Union linked group ranks NC Education funding
The Education Law Center cited in recent news articles is anti-school choice, backed by Union money with ties to the Southern Poverty Law Center
There have been some stories running in North Carolina outlets about the "Education Law Center" ranking NC education funding as an “F.” Arguably these articles are about creating pressure on the state legislature to capitulate to the spending called for in the Leandro plan.
This article at WITN is an example.
These articles are missing key information - specifically they don't tell the reader who Education Law Center is or even where they are located.
According to Capital Research Center’s Influence Watch, the Education Law Center (ELC) is run out of office in New Jersey, not North Carolina. ELS specializes in lawsuits on school funding as well as “organizing for interested groups of parents and teachers in New Jersey and education policy activists around the country.”
What interested groups and activists? Union and Southern Poverty Law Center affiliated ones that want to curb school choice options:
“ELC-NJ activism initiatives often align with teachers’ unions’ priorities, particularly preserving and expanding public school funding. ELC-NJ is one of the groups supporting Public Funds Public Schools, an [sic] left-wing initiative started by the controversial Southern Poverty Law Center which seeks to limit school choice by opposing public support for private-school tuition and preventing education tax credits, and education savings accounts from being used to pay for private school tuition.”
ELC gets most of its funding from teachers’ unions along with other left-leaning non-profits, many of which have the same goal of stopping school choice.
Read the full profile for EJC at Influence Watch.
The WITN article cites North Carolina Association of Educators (NCAE) President Tamika Walker Kelly, who wants the state to use tax revenue surpluses and tap into the Rainy Day fund for education. The NCAE is an affiliate of the National Education Association, one of the two largest teachers’ unions in the country.

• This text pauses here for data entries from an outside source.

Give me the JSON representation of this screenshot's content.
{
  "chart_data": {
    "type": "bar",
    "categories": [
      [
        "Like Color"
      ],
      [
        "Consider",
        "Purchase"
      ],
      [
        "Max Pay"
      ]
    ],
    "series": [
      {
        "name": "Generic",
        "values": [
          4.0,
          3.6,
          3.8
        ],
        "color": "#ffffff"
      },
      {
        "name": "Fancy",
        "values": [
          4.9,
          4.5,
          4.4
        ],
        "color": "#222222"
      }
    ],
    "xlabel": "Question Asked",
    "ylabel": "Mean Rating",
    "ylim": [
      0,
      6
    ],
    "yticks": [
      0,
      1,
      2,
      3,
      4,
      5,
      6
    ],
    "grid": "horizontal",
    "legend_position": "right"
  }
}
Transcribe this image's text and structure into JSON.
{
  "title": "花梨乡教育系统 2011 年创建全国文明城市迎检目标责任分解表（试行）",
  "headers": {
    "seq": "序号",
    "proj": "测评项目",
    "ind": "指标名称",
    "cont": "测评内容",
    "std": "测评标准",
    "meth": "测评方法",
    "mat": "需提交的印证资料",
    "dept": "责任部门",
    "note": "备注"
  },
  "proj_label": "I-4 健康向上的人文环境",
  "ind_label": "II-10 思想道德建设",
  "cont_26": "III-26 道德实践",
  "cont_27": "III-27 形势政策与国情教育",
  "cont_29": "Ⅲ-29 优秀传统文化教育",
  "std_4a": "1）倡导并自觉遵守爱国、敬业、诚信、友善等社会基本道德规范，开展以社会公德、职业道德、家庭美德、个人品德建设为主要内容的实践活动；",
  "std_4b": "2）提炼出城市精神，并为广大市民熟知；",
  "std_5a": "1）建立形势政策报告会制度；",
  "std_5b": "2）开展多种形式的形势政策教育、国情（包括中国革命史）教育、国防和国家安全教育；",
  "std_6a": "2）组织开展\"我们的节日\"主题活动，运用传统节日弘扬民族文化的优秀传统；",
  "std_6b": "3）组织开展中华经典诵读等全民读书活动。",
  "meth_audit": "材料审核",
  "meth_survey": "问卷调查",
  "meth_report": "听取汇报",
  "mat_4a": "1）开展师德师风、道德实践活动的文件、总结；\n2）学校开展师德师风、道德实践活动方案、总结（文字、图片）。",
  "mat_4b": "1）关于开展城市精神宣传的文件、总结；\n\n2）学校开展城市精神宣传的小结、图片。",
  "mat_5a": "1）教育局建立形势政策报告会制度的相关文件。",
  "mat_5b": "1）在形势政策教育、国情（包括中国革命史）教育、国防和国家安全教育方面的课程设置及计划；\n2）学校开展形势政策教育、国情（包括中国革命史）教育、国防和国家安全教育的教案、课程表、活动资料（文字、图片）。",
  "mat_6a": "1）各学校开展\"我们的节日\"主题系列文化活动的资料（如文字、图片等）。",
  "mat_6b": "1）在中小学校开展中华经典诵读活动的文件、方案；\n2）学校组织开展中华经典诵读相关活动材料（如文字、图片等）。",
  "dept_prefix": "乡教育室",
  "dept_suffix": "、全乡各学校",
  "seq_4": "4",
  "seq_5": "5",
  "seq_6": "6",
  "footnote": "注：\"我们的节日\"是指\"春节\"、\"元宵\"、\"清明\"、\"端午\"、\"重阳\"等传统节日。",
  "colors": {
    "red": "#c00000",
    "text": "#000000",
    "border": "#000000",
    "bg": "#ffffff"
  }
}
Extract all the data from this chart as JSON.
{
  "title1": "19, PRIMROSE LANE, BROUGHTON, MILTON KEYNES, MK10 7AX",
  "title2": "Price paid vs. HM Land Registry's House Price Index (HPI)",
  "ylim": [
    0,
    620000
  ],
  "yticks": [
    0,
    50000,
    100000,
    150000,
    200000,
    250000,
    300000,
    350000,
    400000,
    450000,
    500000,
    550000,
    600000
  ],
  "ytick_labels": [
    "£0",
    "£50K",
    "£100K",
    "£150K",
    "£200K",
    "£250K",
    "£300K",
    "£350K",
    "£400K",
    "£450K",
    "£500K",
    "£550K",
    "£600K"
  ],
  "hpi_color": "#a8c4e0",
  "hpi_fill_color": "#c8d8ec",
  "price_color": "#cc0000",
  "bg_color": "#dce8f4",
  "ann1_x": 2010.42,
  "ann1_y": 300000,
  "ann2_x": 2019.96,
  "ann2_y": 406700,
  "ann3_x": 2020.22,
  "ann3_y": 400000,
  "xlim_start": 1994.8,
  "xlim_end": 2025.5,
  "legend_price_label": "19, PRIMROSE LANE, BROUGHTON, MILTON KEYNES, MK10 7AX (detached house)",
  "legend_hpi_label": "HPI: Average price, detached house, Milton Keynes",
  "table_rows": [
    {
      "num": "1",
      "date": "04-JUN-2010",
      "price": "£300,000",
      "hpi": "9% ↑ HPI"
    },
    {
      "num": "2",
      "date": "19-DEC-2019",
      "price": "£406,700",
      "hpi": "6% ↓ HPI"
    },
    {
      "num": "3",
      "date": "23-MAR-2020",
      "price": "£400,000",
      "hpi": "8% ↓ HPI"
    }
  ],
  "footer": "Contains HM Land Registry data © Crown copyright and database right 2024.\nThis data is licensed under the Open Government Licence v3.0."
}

“We know that the $6 billion revenue surplus that the state is sitting on can also remedy many of the problems today, in addition to the money that is in the rainy day fund at the General Assembly,” Walker Kelly said. “So we have the resources and the financial resources to do it. We need our lawmakers to exercise the political will to make sure that our students and educators get the public education they deserve.”
Kelly isn’t specific about the problems nor does she mention that school districts in North Carolina are sitting on upwards of $6 billion in unspent COVID-19 relief funds. The John Locke Foundation reported in July that only around 11% of that $6 billion has been spent so far.
Earlier this year in March, Kelly claimed learning loss due to the pandemic was a “false construct.”
Additionally, while some kids weren’t even allowed back in the classroom, the NCAE drove around the state earlier this year in what resembled bread truck on its “We heart Public Schools tour.”
It’s worth noting that historically education is and has been the largest portion of the state budget.
In the last update to the state budget, the net appropriation for education is $31 billion, broken down to $15.3 billion in FY 2021-22, and $15.7 billion in FY2022-23
The Department of Public Instruction is slated to get over $10.59 billion in FY 2021-2022 and over $10.74 billion in FY 2022-2023.
Federal relief dollars which are undispersed due to the budget not being passed and enacted yet for K-12 is $338.7 million. There are also $3.6 billion in the latest round of federal Elementary and Secondary School Emergency Relief (ESSER) funds to be designated.
The money is there. Districts just need to spend it - wisely.